Valentina lia sobre as notícias nos jornais "de cá", as notícias de um Portugal em plena ditadura, lia sobre o primeiro toque entre Ricardo Reis e Lídia, fala sobre o passeio de Reis pelo local onde os jovens se encontravam, o Terreiro do Paço, lia sobre a súbita aparição de Fernando Pessoa.

Mas, Francisco pouco ouvia das palavras ditas na obra prima de Saramago, ele encontrara uma obra prima muito mais interessante para observar, a morena à sua frente. Francisco olhava atentamente o rosto da jovem pálida que tinha os seus olhos castanhos vidrados no livro enquanto os seus lábios moviam-se lentamente consoante as palavras que proferia, uma madeixa rebelde do seu cabelo teimava em cair sobre o seu rosto e Francisco apressou-se a metê-la atrás da sua orelha quando se apercebeu que Valentina não o conseguia fazer através do sopro que abandonava os seus lábios.

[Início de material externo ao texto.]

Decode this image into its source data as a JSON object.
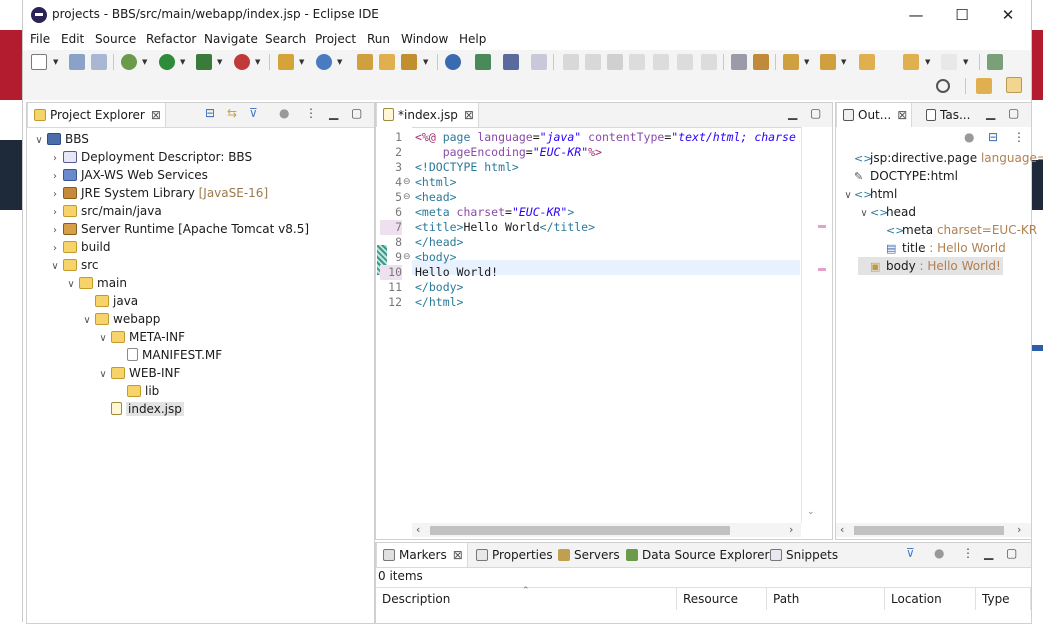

- "Quase num murmúrio, atrozmente banal, sedutor ridículo, Acho-a muito bonita, e ficou a olh-" – a jovem interrompeu a leitura quando sentiu Francisco a colocar a madeixa do cabelo atrás da sua orelha e sorriu – Obrigada Francisco.

- Sabes, eu também te acho muito bonita. – O moreno disse com um sorriso nos lábios levando Valentina a esconder o seu rosto com os cabelos e corar.

- Não digas essas coisas, Geraldes. – A jovem resmungou empurrando ligeiramente o corpo do jogador que continuava com um sorriso brincalhão estampado no seu rosto.

- Eu só estou a constatar o que o Ricardo Reis achou! – levantou as mãos em rendição e uma gargalhada soou vinda de ambos.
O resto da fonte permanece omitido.